Vee's Winchester Brothers Report: "We do terrible things, all the time to save each other."
So, I do one of these every week but I've been complaining about the show quite a bit and since for once I'm not fighting mad after a new episode (“Twigs & Twine & Tasha Banes” (12.20)), I thought it was only fair I also spread some of my joy lol. 😉
Overall grade : 7.5/10
“Twigs” was a thematic episode, rich with imagery and parallels, and a joy to review, especially after last week, that left me scribbling my review at lightening speed right after the episode ended in order to forget it ever happened. First, as it so happens in the episodes I tend to love, I liked the hunt. I love a hunt that’s different from the previous ones and Supernatural has given us plenty witches over the years. This one had tricks I’d never seen before, and she scared me. She radiated pure malevolence from the moment we met her and that ring of hers had me mentally reaching for the holy water, because I could sense its evil.
I liked the concept of the Twig people, the sound of wood snapping as they twitched around, the vacant stare when they were under command and the visual of their broken body on the floor, twigs poking out of their clothes. The vibe was right. Sinister. In and around the cellar, and evil swirled inside the boarding house like a breeze, making me fear for Tasha the moment she stepped in.
Tasha Banes
I loved the opening scene with Tasha Banes. Her little seance on the carpet of her room and the glow in her eyes that matched the glow of her pendent. Purple, like the doll in the stairs and like the owner’s ring. The suspense was unbearable as she walked into the night, following the light that led to her death. She is one of those characters I fall in love with at first sight and I was not ready to lose her. When she touched the door to the underground cellar, I was already in mourning. The viewers were in on the secret that the Tasha who welcomed the Winchester-Banes quartet at the house was not the genuine article, and the moment Tasha 2.0 said that she found “a fantastic acupuncturist”, a reference to the way Tasha died, felt like a wink to the audience.
Max and Alicia Banes
We met Max and Alicia at their father’s funeral. I didn’t really take to them during the “Celebrating Asa…” episode, especially Max, but all that changed in “Twigs…”. I grew attached to Alicia and mourned her passing. Max dazzled me and then made his way into my heart. He certainly had the gift, like his sister said. “An impressive witch.” The way he threw the Twig man out the window, forced Twig Tasha to reveal herself… I can only imagine what he will able to do with the old witch’s magic but I’m struck by the tragedy that has become of his life. Fun-loving young man now marked for Hell, embarking on this macabre new existence with a sister who’s now made out of twigs. This brings me to the parallels and themes I mentioned in the intro. They go as follow: dolls, siblings, mother and child, parents, and finally, mothers.

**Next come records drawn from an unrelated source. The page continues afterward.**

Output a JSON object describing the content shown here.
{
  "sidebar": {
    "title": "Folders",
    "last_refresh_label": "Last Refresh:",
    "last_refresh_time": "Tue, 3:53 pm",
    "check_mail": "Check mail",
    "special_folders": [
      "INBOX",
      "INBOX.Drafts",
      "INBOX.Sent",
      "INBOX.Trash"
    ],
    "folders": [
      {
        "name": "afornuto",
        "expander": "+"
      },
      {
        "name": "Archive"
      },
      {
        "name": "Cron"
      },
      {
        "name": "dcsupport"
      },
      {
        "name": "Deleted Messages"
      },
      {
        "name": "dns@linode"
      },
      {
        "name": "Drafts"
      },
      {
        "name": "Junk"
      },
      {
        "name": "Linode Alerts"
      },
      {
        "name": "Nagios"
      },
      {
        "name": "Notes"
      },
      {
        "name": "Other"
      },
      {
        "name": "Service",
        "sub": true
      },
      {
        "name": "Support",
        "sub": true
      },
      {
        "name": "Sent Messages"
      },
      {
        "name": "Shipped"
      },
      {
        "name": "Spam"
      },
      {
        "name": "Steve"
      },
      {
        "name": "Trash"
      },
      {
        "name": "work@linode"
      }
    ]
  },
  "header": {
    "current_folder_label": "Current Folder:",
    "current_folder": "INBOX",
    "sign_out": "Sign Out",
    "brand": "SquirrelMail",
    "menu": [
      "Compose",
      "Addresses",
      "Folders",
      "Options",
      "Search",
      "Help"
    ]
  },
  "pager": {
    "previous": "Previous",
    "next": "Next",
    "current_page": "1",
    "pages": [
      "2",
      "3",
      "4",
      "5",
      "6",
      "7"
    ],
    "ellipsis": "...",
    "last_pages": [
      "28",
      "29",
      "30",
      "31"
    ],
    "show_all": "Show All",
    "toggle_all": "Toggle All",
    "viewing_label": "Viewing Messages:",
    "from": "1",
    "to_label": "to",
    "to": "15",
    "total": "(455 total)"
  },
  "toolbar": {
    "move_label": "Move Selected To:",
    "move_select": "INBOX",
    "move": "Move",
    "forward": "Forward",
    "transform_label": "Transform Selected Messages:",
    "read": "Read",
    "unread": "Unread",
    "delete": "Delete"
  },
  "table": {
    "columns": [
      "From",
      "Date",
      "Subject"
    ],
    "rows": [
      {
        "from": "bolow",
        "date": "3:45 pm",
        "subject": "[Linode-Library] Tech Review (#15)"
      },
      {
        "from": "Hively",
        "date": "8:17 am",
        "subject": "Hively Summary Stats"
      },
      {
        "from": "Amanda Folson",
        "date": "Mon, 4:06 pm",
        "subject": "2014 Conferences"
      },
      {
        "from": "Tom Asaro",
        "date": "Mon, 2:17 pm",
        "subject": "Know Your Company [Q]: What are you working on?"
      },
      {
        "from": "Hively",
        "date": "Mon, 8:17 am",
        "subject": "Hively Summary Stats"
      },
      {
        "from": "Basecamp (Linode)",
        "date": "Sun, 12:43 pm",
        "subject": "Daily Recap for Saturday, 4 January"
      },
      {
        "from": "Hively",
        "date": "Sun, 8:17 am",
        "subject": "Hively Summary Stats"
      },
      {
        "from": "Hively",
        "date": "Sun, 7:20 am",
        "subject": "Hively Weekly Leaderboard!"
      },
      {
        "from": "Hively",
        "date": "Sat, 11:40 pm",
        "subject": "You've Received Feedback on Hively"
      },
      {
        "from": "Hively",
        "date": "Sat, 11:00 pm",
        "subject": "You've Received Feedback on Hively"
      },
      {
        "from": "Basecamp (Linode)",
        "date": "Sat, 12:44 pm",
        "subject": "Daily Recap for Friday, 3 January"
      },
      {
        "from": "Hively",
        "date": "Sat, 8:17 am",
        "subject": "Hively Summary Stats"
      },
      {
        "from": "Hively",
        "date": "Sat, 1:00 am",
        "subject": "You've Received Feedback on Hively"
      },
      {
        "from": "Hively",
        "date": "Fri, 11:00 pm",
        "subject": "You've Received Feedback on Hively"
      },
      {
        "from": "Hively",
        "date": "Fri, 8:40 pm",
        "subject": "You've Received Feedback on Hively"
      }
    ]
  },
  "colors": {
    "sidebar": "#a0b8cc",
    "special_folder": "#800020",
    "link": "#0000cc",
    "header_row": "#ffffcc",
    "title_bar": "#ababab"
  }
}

The dolls and sock-puppets
I identified that one theme being explored this season was brainwashing. I called Mary a Kool-Aid drinking cult member all the way back to “The Raid”, and then “Ladies Drink Free” showed us just how much brainwashing was involved in the BMOL operatives’ training.
The theme of loss of free will resurfaces when Dean describes what the nephilim did to Castiel: “It sock-puppeted him.” As one who hopes Lucifer Jr. is evil, I would love to see the brainwashing/sock-puppet theme play out as it is revealed in the end that Luci Jr. was only tricking his guardians to make sure he could come to life with all his evil, universe destroying powers intact.
“It’s her, mostly.”[/i]
The sock-puppet theme continues with the Twig dolls which by their nature are meant to obey their master. My heart breaks for Alicia and for what she leaves behind even if she didn’t consent to it: her heart placed in doll animated by her brother Max. I feel for her, the real girl, especially because she was opinionated, had a mind of her own and didn’t back down from a fight with her twin.

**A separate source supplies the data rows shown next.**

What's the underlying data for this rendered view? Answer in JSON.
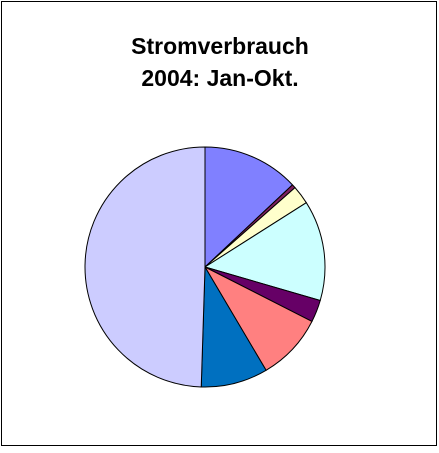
{
  "chart_data": {
    "type": "pie",
    "title": [
      "Stromverbrauch",
      "2004: Jan-Okt."
    ],
    "values": [
      13,
      0.5,
      2.5,
      13.5,
      3,
      9,
      9,
      49.5
    ],
    "colors": [
      "#8080ff",
      "#802060",
      "#ffffcc",
      "#ccffff",
      "#660066",
      "#ff8080",
      "#0070c0",
      "#ccccff"
    ]
  }
}
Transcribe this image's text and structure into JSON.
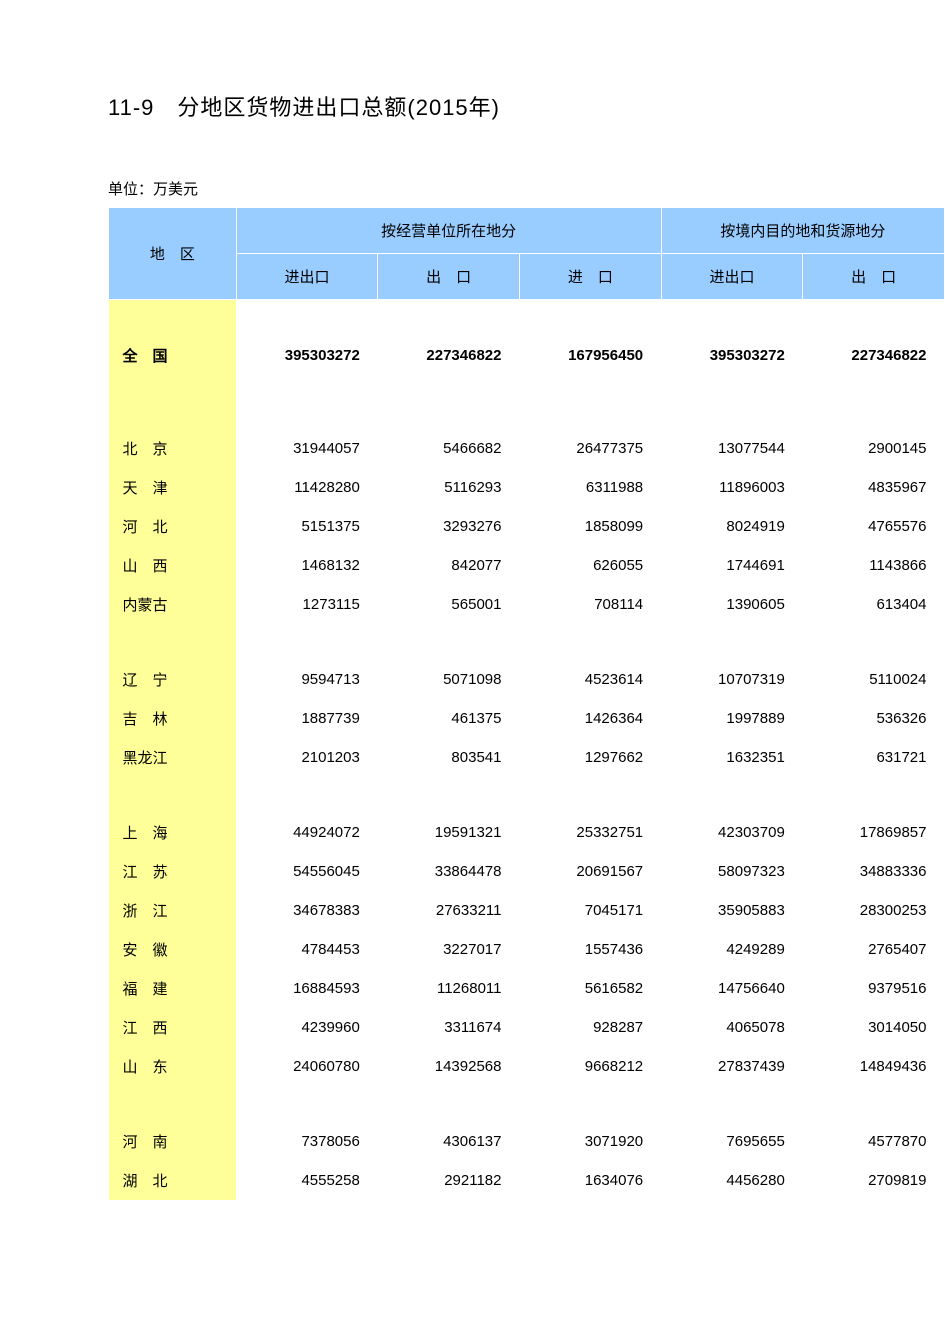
{
  "title": "11-9　分地区货物进出口总额(2015年)",
  "unit": "单位：万美元",
  "colors": {
    "header_bg": "#99ccff",
    "rowheader_bg": "#ffff99",
    "border": "#ffffff",
    "text": "#000000",
    "page_bg": "#ffffff"
  },
  "table": {
    "header": {
      "region": "地　区",
      "group1": "按经营单位所在地分",
      "group2": "按境内目的地和货源地分",
      "cols": [
        "进出口",
        "出　口",
        "进　口",
        "进出口",
        "出　口"
      ]
    },
    "rows": [
      {
        "type": "spacer"
      },
      {
        "type": "data",
        "bold": true,
        "region": "全　国",
        "vals": [
          "395303272",
          "227346822",
          "167956450",
          "395303272",
          "227346822"
        ]
      },
      {
        "type": "tall-spacer"
      },
      {
        "type": "data",
        "region": "北　京",
        "vals": [
          "31944057",
          "5466682",
          "26477375",
          "13077544",
          "2900145"
        ]
      },
      {
        "type": "data",
        "region": "天　津",
        "vals": [
          "11428280",
          "5116293",
          "6311988",
          "11896003",
          "4835967"
        ]
      },
      {
        "type": "data",
        "region": "河　北",
        "vals": [
          "5151375",
          "3293276",
          "1858099",
          "8024919",
          "4765576"
        ]
      },
      {
        "type": "data",
        "region": "山　西",
        "vals": [
          "1468132",
          "842077",
          "626055",
          "1744691",
          "1143866"
        ]
      },
      {
        "type": "data",
        "region": "内蒙古",
        "vals": [
          "1273115",
          "565001",
          "708114",
          "1390605",
          "613404"
        ]
      },
      {
        "type": "spacer"
      },
      {
        "type": "data",
        "region": "辽　宁",
        "vals": [
          "9594713",
          "5071098",
          "4523614",
          "10707319",
          "5110024"
        ]
      },
      {
        "type": "data",
        "region": "吉　林",
        "vals": [
          "1887739",
          "461375",
          "1426364",
          "1997889",
          "536326"
        ]
      },
      {
        "type": "data",
        "region": "黑龙江",
        "vals": [
          "2101203",
          "803541",
          "1297662",
          "1632351",
          "631721"
        ]
      },
      {
        "type": "spacer"
      },
      {
        "type": "data",
        "region": "上　海",
        "vals": [
          "44924072",
          "19591321",
          "25332751",
          "42303709",
          "17869857"
        ]
      },
      {
        "type": "data",
        "region": "江　苏",
        "vals": [
          "54556045",
          "33864478",
          "20691567",
          "58097323",
          "34883336"
        ]
      },
      {
        "type": "data",
        "region": "浙　江",
        "vals": [
          "34678383",
          "27633211",
          "7045171",
          "35905883",
          "28300253"
        ]
      },
      {
        "type": "data",
        "region": "安　徽",
        "vals": [
          "4784453",
          "3227017",
          "1557436",
          "4249289",
          "2765407"
        ]
      },
      {
        "type": "data",
        "region": "福　建",
        "vals": [
          "16884593",
          "11268011",
          "5616582",
          "14756640",
          "9379516"
        ]
      },
      {
        "type": "data",
        "region": "江　西",
        "vals": [
          "4239960",
          "3311674",
          "928287",
          "4065078",
          "3014050"
        ]
      },
      {
        "type": "data",
        "region": "山　东",
        "vals": [
          "24060780",
          "14392568",
          "9668212",
          "27837439",
          "14849436"
        ]
      },
      {
        "type": "spacer"
      },
      {
        "type": "data",
        "region": "河　南",
        "vals": [
          "7378056",
          "4306137",
          "3071920",
          "7695655",
          "4577870"
        ]
      },
      {
        "type": "data",
        "region": "湖　北",
        "vals": [
          "4555258",
          "2921182",
          "1634076",
          "4456280",
          "2709819"
        ]
      }
    ]
  }
}
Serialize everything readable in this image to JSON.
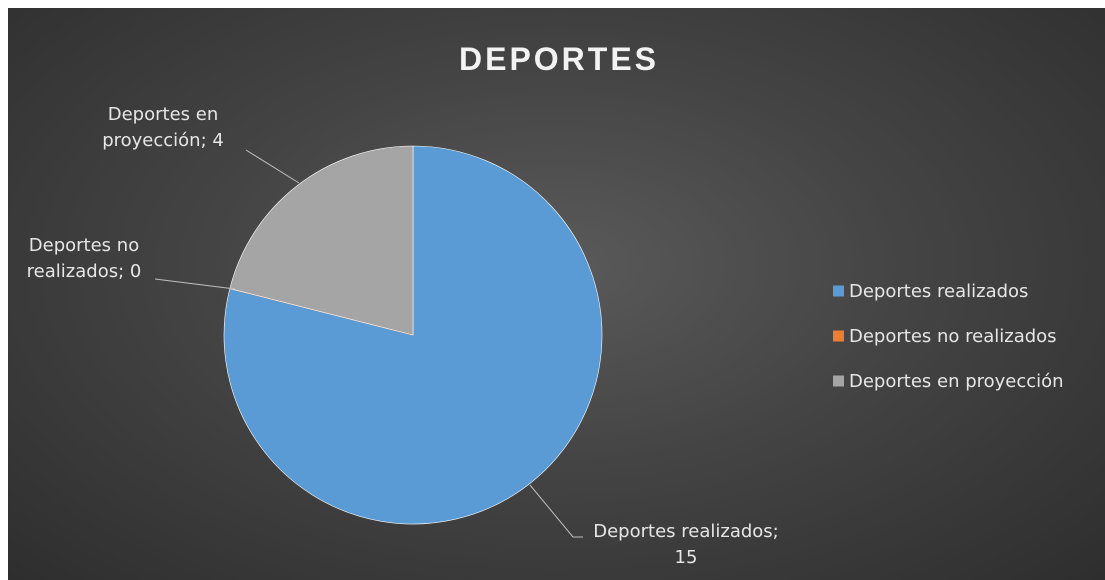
{
  "chart_data": {
    "type": "pie",
    "title": "DEPORTES",
    "categories": [
      "Deportes realizados",
      "Deportes no realizados",
      "Deportes en proyección"
    ],
    "values": [
      15,
      0,
      4
    ],
    "colors": [
      "#5b9bd5",
      "#ed7d31",
      "#a5a5a5"
    ],
    "legend_position": "right",
    "data_labels": [
      [
        "Deportes realizados;",
        "15"
      ],
      [
        "Deportes no",
        "realizados; 0"
      ],
      [
        "Deportes en",
        "proyección; 4"
      ]
    ]
  }
}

[i]“I don’t know what kind of thing you are, but you are not, my mom.”
I’m writing this fic in my head of Max driven mad by how docile Twig Alicia is, this sock-puppet version of his sister with none of Alicia’s fire, who goes vacant in the eyes and awaits his instructions when he inadvertently snaps his fingers and whom he can barely get to argue with him anymore.
Ketch also showed his inner puppeteer this episode when he asked Mary to be a good doll and just “play, nice.”